Ionization Energy

Every element in the periodic table has Ionisation Energy, which can also be associated with the ionisation potential. So, what is ionisation energy? 

It is the energy required to remove an electron from an atom and generate an ion. Usually, we express it in kJ/mol, which is calculated on the basis of an isolated atom in its gaseous form. 

Let us look at how to calculate it. Then, we will discuss what the first and second ionisation energies mean and how it fluctuates over the periodic table.

We may use the following equation to calculate ionisation energy:

X + first Ionisation Energy → X+ + e–

where,

X is a neutral atom

X+ is an ion of atom X with a single positive charge

e– is an electron with a single negative charge

Expelling the first electron from an originally neutral atom takes less energy than removing the second, which requires less energy than dispelling the third, and so on. Each electron emitted needs the discharge of more energy. 

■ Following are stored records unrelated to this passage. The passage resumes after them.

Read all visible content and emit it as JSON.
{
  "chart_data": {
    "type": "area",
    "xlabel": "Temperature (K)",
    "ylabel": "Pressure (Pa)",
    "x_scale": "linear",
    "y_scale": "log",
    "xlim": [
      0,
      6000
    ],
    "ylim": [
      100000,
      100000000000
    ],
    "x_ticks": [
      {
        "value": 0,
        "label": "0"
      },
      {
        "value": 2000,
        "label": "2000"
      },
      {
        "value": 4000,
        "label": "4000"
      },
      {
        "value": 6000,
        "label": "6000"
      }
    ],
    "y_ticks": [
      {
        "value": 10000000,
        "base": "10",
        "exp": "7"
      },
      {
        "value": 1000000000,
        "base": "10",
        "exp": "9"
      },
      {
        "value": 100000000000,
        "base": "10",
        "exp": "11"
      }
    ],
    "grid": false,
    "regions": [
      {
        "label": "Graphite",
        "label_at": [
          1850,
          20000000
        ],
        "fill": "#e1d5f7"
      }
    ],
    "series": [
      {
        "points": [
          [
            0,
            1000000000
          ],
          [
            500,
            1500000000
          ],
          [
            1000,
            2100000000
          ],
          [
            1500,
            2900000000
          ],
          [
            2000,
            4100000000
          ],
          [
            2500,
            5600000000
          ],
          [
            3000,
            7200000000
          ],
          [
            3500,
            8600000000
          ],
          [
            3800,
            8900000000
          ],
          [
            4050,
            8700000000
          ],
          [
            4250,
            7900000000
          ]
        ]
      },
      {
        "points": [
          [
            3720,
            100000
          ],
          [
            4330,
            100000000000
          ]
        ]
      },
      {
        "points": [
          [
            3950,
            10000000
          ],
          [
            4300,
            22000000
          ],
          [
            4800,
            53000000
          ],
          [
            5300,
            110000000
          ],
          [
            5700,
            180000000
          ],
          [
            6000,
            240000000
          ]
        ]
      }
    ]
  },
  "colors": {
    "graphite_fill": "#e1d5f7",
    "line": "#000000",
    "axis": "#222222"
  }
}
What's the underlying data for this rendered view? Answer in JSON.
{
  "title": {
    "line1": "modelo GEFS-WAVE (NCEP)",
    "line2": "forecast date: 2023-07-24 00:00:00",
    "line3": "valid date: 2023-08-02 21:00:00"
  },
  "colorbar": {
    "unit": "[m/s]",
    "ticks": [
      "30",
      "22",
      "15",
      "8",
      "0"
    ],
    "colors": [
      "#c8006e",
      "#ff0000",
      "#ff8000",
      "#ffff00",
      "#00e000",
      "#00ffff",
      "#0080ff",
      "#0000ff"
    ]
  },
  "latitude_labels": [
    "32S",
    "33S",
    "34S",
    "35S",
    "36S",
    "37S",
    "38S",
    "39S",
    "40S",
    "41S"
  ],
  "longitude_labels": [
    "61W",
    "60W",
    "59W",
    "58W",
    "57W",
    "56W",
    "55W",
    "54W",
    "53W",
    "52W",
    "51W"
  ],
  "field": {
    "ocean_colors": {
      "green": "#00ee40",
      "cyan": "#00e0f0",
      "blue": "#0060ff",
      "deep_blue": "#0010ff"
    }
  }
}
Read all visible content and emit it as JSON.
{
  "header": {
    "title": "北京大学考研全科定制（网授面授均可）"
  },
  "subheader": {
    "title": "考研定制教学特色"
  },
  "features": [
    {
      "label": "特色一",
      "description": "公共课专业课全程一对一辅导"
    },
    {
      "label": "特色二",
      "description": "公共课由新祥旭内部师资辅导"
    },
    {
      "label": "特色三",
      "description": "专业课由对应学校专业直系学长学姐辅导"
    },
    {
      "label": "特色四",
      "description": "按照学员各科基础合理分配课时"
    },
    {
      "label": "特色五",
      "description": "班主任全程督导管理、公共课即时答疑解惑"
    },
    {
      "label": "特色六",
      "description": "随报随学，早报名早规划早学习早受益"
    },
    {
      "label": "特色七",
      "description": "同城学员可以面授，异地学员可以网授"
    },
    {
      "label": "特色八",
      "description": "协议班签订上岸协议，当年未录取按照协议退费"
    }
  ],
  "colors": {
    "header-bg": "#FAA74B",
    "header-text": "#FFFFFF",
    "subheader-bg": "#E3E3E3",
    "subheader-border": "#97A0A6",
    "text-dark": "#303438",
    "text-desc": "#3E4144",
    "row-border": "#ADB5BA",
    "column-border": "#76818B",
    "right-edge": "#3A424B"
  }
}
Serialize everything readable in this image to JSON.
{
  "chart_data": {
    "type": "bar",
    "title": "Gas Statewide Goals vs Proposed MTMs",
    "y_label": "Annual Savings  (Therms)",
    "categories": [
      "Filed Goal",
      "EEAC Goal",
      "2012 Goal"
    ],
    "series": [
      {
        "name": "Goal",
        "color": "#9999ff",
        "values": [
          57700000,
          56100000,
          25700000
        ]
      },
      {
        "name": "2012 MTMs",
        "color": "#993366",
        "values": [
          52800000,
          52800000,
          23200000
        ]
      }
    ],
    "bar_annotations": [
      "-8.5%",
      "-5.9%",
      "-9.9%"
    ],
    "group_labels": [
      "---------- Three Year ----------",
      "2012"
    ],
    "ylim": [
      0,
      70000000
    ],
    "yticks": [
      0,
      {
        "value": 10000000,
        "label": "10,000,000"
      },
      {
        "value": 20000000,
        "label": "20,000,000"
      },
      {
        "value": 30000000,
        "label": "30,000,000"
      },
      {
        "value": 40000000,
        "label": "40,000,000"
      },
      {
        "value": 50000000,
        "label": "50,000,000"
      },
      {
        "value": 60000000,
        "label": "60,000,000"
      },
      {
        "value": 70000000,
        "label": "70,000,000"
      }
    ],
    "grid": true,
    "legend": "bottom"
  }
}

This aspect is because when the first electron is lost, the atom’s overall charge becomes positive, and the electron’s negative forces are attracted to the positive charge of the newly formed ion. The more electrons lost, the more positive this ion gets, making it more difficult to extract the electrons from the atom.

In principle, the further an electron is from the nucleus, the easier it is to evacuate. In other words, ionisation energy is related to atomic radius; the higher the radius, the less energy is told to eliminate the electron from the outer orbital. 

For example, removing electrons from Ca (Calcium) would be far easier than from Cl (Chlorine), where the electrons are closer to the nucleus.

Trends in Ionisation Energy Over Time

The energy required to extract electrons from gaseous atoms or ions is a chemical species’ ionisation energy (i.e., an atom or molecule). This property is known as the ionisation potential, which is measured in volts. In chemistry, it is commonly referred to as one mole of a substance (molar ionisation energy or enthalpy) measured in kJ/mol. 

In atomic physics, we often measure ionisation energy in electron volts (eV). The ionisation energy of large atoms and molecules is low, while the ionisation energies of microscopic molecules are higher.

The energy of ionisation of atoms in different atomic or molecular orbitals varies. The nth ionisation energy, in general, is the amount of energy required to remove the nth electron after the removal of the first n-1 electrons. 

We assume it as a measure of an atom’s or ion’s inclination to give an electron and the strength of the electron binding. The greater the ionisation energy, the more difficult it is to remove one electron. 

We can use an element’s ionisation energy to forecast its reactivity. Elements with low ionisation energy are reducing agents, creating cations that combine with anions to create salts.

Energies of Ionisation (First, Second, and Subsequent)

The amount of energy required to remove the outermost valence electron from a neutral atom is the initial ionisation energy. The second ionisation energy is the energy needed to remove the next electron, and so on. The second-ionisation energy is always larger than the first-ionisation energy.  

Consider an alkali metal atom. We can easily remove the first electron because its loss supplies the atom with a stable electron shell. When we remove the second electron, there is the formation of a new electron shell. This shell is closer and more tightly linked to the atomic nucleus.

We may use the following equation to represent the initial ionisation energy of Hydrogen (H):

H(g) → H+(g) + + e-

ΔH° = -1312.0 kJ/mol

Calculating the Ionisation Energy

We may use the following equation to calculate the energy ionisation potential of Hydrogen:

E = hcRH(1/n2)

where,

The electron’s energy is denoted by the symbol E (or the amount of energy it takes to remove the electron, Ionisation Energy)

h = 6.626 * 10-34 Js (joules*seconds) is Planck’s constant.

3.00 x 108 m/s (meters/second) is the speed of light.

RH is the Rydberg constant, equal to 1.097 * 107 m-1 (1/metres).

The electron’s primary quantum number (or energy level) is n.

After entering in the constant values, the equation becomes:

(2.18 x 10-18 J)(1/n2) = E

From here, you may fill in the value of the electron’s energy level to calculate the amount of energy required to remove it.

Conclusion

The ionisation energy, also known as the ionisation potential, is the amount of energy required to remove an electron from a neutral atom. It is the bare minimum for alkali metals with a single electron outside a closed shell. For the noble gases with closed shells, it normally increases across a row on the periodic maximum. 

For example, to ionise sodium, 496 kJ/mol or 5.14 eV/atom is required, whereas neon, the noble gas immediately before it in the periodic table, requires 2081 kJ/mol or 21.56 eV/atom. One of the key energy factors utilised in measuring chemical bonding is ionisation energy.

We can obtain any element’s ionisation energy by clicking on its chemical symbol in the periodic table.